Sobre a divindade, Epicuro não era ateu, mas acreditava que os deuses, em sua perfeição, não se envolviam nos assuntos confusos dos seres humanos. Sua natureza perfeita os impediria de se ocupar com nossas vidas imperfeitas. A ideia de uma intervenção divina constante, segundo ele, só gera superstição e um medo desnecessário da punição. Muitas pessoas vivem sob o peso desse temor, o que lhes causa um sofrimento evitável. O filósofo David Hume resumiu bem o dilema que sustenta essa visão:
Se Deus é incapaz de impedir o mal, então ele não é todo-poderoso. Se Deus não está disposto a impedir o mal, então ele não é todo-bom. Se Deus está disposto e é capaz de impedir o mal, então por que o mal existe?
O outro grande fantasma a ser exorcizado é o medo da morte. Para Epicuro, que via o mundo como uma dança de átomos, nossos corpos e mentes são estruturas temporárias. Quando morremos, esses átomos simplesmente se dispersam, e nossa consciência, nossa capacidade de sentir, cessa. Se não há experiência sensorial na morte, não há nada a temer. A morte não pode ser sentida, pois, quando ela chega, nós já não existimos. Como ele mesmo disse de forma sucinta:
“A morte não é nada para nós. Pois o que se dissolve não tem experiência sensorial, e o que não tem experiência sensorial não é nada para nós.”
Por que, então, desperdiçar o tempo precioso da vida se preocupando com algo que jamais experienciaremos?
Ao cultivar prazeres simples e ao abandonar os medos paralisantes do sobrenatural e do fim, Epicuro nos mostra um caminho para a calma. É uma filosofia de contentamento, que nos convida a encontrar a paz não em conquistas grandiosas, mas na serena satisfação das coisas simples e na coragem de viver sem medo.
Referências Sugeridas
- Epicuro. (2002). Carta sobre a Felicidade (a Meneceu). Editora Unesp.
Este é um texto primário e fundamental. A carta é um resumo conciso e direto da filosofia ética de Epicuro, abordando precisamente os temas discutidos no artigo: a natureza do prazer, a classificação dos desejos (naturais, necessários, vãos) e os argumentos para superar o medo da morte e dos deuses. É a fonte mais direta para compreender os ensinamentos do filósofo em suas próprias palavras. - Laércio, Diógenes. (2008). Vidas e Doutrinas dos Filósofos Ilustres. Editora UnB.
O Livro X desta obra clássica é inteiramente dedicado a Epicuro. Ele não apenas fornece um relato biográfico, mas também preserva textos importantes de Epicuro, incluindo a própria Carta a Meneceu e outras doutrinas principais. É a fonte histórica mais completa que temos sobre o epicurismo, confirmando a autenticidade dos conceitos de ataraxia, a física atomista e a ética baseada no prazer moderado. - De Botton, Alain. (2000). As Consolações da Filosofia. Editora Rocco.
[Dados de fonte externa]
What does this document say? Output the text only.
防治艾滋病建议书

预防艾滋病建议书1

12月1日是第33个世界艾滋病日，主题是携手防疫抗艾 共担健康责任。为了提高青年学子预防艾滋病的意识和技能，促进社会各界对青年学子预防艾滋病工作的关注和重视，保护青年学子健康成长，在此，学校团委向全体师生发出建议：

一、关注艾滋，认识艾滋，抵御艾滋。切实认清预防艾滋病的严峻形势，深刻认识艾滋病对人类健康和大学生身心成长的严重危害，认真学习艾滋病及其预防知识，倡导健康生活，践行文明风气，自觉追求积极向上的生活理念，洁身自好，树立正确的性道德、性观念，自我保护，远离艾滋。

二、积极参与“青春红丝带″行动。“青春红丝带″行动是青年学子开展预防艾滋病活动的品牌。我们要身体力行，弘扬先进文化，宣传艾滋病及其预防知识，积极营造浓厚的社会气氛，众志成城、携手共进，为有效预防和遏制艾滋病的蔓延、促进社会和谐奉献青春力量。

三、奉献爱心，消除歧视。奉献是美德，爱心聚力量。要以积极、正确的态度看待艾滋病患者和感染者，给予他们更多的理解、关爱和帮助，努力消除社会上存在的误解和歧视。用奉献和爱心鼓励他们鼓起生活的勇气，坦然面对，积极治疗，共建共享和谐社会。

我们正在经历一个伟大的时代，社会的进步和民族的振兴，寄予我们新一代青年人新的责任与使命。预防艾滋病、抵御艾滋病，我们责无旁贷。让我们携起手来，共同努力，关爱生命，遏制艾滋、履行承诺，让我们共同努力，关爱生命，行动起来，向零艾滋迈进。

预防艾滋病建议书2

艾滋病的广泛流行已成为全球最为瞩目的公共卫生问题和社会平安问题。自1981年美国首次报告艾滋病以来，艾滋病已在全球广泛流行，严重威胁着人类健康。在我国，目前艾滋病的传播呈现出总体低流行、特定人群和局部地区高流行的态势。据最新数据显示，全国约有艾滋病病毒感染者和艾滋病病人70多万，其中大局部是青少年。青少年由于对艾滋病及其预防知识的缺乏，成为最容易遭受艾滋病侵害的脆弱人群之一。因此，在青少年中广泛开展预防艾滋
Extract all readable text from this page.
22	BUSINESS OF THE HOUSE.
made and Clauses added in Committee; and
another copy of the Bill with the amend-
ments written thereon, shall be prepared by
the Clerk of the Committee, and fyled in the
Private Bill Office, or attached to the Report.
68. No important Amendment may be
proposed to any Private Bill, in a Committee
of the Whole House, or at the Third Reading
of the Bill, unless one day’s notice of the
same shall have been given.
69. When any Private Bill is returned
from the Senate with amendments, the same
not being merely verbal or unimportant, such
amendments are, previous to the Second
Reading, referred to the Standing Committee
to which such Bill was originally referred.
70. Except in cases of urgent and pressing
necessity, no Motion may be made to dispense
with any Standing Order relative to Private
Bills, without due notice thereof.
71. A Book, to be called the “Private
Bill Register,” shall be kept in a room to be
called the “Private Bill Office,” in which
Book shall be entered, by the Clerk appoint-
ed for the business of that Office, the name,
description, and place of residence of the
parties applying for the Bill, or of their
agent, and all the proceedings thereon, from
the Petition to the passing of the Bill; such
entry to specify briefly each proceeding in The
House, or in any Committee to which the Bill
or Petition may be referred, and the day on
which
Neste livro acessível, De Botton dedica um capítulo a Epicuro ("Consolação para a Falta de Dinheiro"). Ele traduz a filosofia epicurista para o leitor moderno, focando exatamente em como a distinção entre desejos naturais e vãos pode nos ajudar a combater a ansiedade gerada pela sociedade de consumo. A análise dele confirma e expande a ideia de que a felicidade, para Epicuro, vem da simplicidade e da amizade, e não da riqueza material.